Elvis Presley singles chronology
| "Too Much" (1957) | "That's When Your Heartaches Begin" (1957) | "(Let Me Be Your) Teddy Bear" (1957) |

= That's When Your Heartaches Begin =

1957 song

"That's When Your Heartaches Begin" is a 1937 song by Fred Fisher, William Raskin, and Billy Hill. It was first recorded and released the same year by Shep Fields Rippling Rhythm. The song first became popular following a 1941 cover version by the Ink Spots. The song was recorded by Elvis Presley on at least three occasions during the 1950s, and was one of two songs he recorded on acetate in July 1953, prior to the beginning of his professional career.

== Composition ==
This song uses the I-iii-IV-iv chord progression.

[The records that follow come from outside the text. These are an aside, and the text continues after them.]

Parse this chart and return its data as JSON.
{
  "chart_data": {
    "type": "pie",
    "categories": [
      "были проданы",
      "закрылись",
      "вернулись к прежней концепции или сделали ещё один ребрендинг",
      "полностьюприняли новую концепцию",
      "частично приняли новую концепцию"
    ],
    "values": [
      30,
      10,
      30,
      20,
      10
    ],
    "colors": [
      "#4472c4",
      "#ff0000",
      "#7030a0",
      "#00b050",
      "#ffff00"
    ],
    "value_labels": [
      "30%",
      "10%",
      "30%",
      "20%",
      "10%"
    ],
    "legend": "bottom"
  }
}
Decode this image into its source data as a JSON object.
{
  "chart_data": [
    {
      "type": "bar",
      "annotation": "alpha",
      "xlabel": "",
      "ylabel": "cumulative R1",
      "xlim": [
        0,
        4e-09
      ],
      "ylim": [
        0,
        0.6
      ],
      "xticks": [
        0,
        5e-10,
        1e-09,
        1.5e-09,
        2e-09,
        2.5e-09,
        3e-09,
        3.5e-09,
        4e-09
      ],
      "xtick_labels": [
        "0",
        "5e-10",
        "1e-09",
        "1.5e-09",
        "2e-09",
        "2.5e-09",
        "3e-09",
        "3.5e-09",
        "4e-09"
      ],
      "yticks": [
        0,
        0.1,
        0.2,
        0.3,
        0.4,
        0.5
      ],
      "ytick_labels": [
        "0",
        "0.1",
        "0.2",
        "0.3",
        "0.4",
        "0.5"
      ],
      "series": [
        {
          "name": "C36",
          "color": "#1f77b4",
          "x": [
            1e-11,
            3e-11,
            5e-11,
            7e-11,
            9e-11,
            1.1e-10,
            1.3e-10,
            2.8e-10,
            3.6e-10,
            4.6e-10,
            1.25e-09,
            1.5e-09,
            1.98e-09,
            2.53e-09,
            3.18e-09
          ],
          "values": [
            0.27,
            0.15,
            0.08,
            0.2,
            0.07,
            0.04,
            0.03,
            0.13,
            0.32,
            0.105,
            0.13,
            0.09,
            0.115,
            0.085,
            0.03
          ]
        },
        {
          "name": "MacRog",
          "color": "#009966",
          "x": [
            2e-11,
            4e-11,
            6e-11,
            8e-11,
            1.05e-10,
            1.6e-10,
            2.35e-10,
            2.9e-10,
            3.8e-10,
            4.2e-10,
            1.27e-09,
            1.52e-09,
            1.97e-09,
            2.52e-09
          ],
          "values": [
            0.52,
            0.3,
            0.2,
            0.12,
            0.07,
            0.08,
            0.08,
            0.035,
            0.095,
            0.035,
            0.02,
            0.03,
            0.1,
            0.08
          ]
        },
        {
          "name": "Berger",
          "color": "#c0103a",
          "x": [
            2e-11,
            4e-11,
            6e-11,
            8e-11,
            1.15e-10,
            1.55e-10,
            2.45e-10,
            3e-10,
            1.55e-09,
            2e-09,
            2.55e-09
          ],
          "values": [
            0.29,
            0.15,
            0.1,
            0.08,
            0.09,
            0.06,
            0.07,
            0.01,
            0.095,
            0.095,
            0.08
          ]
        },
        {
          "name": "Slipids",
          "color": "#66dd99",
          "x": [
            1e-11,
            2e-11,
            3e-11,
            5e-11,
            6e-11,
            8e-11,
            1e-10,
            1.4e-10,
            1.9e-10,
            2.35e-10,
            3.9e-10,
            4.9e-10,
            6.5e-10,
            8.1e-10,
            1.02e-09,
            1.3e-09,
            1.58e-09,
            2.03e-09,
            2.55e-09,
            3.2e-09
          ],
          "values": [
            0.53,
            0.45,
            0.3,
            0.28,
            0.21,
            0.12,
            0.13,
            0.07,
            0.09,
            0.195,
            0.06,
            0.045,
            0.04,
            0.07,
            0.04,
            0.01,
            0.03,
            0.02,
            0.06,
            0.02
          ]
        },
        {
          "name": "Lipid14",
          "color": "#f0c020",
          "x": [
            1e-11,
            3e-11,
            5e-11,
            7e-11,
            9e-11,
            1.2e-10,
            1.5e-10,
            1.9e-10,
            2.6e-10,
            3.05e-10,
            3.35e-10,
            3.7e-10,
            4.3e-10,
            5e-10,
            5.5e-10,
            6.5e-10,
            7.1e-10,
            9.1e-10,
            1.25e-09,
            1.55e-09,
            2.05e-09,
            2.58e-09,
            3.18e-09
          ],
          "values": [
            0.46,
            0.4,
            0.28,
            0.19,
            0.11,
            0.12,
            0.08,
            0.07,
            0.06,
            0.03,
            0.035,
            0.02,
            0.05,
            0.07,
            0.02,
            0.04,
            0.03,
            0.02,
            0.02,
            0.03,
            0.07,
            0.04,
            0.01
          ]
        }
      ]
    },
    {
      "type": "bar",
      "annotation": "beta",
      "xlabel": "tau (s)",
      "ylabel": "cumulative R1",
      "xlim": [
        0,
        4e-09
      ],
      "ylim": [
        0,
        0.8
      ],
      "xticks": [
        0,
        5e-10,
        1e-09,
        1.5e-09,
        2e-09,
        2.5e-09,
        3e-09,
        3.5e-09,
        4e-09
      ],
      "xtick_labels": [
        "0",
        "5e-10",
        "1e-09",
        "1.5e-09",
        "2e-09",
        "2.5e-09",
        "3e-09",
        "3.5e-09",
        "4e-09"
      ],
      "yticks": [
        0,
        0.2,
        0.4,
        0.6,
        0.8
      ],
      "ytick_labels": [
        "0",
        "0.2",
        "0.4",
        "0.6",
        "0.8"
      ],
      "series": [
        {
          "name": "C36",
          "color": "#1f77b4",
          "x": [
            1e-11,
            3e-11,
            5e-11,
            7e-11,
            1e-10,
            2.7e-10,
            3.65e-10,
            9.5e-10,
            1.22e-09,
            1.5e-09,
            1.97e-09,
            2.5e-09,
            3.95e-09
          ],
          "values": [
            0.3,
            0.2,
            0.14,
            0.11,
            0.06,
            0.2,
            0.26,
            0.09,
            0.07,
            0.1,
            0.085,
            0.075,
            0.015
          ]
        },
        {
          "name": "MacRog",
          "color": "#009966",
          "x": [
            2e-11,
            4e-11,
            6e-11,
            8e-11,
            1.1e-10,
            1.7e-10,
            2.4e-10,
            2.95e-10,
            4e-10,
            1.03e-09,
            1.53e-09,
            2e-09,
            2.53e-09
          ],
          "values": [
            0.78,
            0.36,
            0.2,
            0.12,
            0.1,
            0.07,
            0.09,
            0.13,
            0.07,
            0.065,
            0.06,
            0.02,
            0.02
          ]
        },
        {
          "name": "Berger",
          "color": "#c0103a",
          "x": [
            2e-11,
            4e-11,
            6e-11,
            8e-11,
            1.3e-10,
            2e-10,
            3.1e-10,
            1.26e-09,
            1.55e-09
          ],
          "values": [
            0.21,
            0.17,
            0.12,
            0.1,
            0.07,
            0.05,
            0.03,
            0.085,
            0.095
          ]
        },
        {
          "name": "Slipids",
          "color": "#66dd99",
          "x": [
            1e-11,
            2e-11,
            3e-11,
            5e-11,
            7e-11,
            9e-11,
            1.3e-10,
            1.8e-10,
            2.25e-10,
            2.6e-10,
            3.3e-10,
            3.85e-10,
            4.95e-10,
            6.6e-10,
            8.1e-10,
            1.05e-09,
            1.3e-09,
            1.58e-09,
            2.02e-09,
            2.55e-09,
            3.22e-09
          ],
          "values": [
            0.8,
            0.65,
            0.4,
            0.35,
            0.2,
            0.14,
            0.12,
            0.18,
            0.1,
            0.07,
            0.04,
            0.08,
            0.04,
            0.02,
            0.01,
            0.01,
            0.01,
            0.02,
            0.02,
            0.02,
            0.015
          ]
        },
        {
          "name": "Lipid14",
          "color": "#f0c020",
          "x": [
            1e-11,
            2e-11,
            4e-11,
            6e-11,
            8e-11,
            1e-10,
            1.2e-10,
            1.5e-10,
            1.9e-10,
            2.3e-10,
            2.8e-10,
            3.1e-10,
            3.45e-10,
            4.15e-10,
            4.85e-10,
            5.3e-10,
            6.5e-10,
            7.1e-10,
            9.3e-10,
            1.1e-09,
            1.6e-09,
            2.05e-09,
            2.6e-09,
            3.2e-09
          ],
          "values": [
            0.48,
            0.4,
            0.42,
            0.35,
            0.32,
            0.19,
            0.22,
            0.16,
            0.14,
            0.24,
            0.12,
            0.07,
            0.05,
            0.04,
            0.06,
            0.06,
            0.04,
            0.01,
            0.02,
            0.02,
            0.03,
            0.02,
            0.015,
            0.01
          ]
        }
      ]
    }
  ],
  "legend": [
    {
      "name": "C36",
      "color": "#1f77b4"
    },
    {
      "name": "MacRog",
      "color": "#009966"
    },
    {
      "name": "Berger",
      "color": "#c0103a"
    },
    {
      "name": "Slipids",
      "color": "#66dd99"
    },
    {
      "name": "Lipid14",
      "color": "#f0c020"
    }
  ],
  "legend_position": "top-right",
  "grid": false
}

==Elvis Presley versions==

On July 18, 1953, Elvis Presley paid $3.98 for studio time at the Sun Studio in Memphis, Tennessee, a recording studio that was also home to the Sun Records label starting in 1952. Presley recorded a double-sided acetate demo single, though he was not yet signed to the Sun Records label. On the A-side, he recorded "My Happiness", later made famous by Connie Francis in 1958. For the B-side, he recorded "That's When Your Heartaches Begin". He would later revisit the song in recording studios on at least two occasions, the first during the famous Million Dollar Quartet sessions on December 4, 1956, and the second in January 1957, when it was recorded and released as a B-side to "All Shook Up".

==Beatles performances==
According to eminent author Mark Lewisohn (in "The Complete Beatles Chronicles" p. 364), the Beatles performed "That's When Your Heartaches Begin" during 1959–1961 (in Liverpool, Hamburg and elsewhere) with Paul McCartney on lead vocal. Author Allen J. Weiner adds (in The Beatles: The Ultimate Recording Guide, p. 5) that a home rehearsal recording from 1960 survives and has come out on several unauthorized releases. No other recording is known to exist.